Australia's competition regulator said in March 2025 that it would not oppose Vocus Group's proposed acquisition of TPG Telecom's fixed-line enterprise, government and wholesale business, customer base, fibre and transmission networks. The ACCC review focused on data network and connectivity services for large enterprise and government customers and concluded that remaining competitive alternatives were enough to keep the deal from substantially lessening competition.

The final regulatory step came later. Vocus said in July 2025 that the Foreign Investment Review Board process had cleared the transaction, with the Australian Commonwealth Government raising no objection. TPG told the ASX the same clearance was the final Australian regulatory approval needed for completion. That sequencing matters: ACCC clearance answered the competition question; FIRB clearance removed the remaining government-approval condition.

The operating surface is wholesale fibre scale. Vocus said completion brought together its own Australian footprint with TPG fibre infrastructure, enterprise and government fixed customers, international submarine cables and Vision Network's wholesale residential broadband business. Vocus also said the enlarged business would operate more than 50,000 km of owned fibre, nearly 15,000 km of global submarine cables and close to 20,000 connected buildings.
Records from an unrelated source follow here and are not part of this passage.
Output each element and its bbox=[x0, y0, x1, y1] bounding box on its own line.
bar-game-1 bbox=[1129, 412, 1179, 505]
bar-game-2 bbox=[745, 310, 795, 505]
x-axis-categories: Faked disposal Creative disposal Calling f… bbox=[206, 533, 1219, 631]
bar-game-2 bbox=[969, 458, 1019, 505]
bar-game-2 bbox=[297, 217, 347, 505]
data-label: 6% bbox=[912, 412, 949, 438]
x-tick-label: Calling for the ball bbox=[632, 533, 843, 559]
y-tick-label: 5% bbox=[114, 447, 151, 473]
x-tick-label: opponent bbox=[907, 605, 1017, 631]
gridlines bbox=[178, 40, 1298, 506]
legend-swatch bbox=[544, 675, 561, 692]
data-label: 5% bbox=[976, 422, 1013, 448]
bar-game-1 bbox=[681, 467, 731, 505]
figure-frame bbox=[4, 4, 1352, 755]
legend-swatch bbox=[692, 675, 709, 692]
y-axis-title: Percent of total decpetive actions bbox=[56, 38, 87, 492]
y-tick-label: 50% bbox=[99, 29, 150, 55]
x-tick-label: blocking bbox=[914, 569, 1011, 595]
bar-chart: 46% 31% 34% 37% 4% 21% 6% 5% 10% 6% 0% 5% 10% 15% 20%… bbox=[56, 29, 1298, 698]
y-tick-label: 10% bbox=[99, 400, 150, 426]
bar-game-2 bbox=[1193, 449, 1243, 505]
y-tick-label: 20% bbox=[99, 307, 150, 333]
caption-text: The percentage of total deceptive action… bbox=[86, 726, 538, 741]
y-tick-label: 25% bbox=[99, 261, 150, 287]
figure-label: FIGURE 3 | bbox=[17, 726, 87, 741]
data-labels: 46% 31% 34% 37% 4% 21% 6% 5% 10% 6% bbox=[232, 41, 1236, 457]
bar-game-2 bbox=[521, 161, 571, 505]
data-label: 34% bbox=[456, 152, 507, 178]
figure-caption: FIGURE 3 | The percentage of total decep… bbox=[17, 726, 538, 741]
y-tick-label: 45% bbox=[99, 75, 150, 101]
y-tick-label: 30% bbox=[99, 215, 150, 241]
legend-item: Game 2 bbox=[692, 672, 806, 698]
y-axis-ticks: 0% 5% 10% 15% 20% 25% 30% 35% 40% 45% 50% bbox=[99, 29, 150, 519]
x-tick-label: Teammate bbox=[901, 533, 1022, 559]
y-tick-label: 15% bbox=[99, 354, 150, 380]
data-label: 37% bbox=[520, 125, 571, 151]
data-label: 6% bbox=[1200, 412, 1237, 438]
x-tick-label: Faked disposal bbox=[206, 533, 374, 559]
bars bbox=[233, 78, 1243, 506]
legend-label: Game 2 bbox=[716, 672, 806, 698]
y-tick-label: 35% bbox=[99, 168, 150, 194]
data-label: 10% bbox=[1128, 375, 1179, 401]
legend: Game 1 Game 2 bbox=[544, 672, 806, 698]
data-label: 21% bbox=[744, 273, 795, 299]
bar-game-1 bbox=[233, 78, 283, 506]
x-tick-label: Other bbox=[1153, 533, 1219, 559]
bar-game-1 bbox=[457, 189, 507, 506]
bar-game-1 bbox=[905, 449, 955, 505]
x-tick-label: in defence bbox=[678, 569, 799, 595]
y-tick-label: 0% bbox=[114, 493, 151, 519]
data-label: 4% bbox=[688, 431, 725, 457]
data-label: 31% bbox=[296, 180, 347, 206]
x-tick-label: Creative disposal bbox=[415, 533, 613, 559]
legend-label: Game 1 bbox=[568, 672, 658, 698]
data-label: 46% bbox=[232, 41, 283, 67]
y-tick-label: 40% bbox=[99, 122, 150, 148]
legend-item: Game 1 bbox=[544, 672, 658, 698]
The deal also changes TPG's control position. Vocus and TPG described a long-term strategic partnership that gives TPG ongoing access to Vocus fibre infrastructure, while TPG retains its mobile radio network, consumer mobile and fixed consumer and small-office businesses. The practical watchpoint is not whether the asset sale happened; it is whether Vocus' larger fixed-network base improves wholesale choice or becomes a bottleneck that enterprise, government and carrier customers must route around.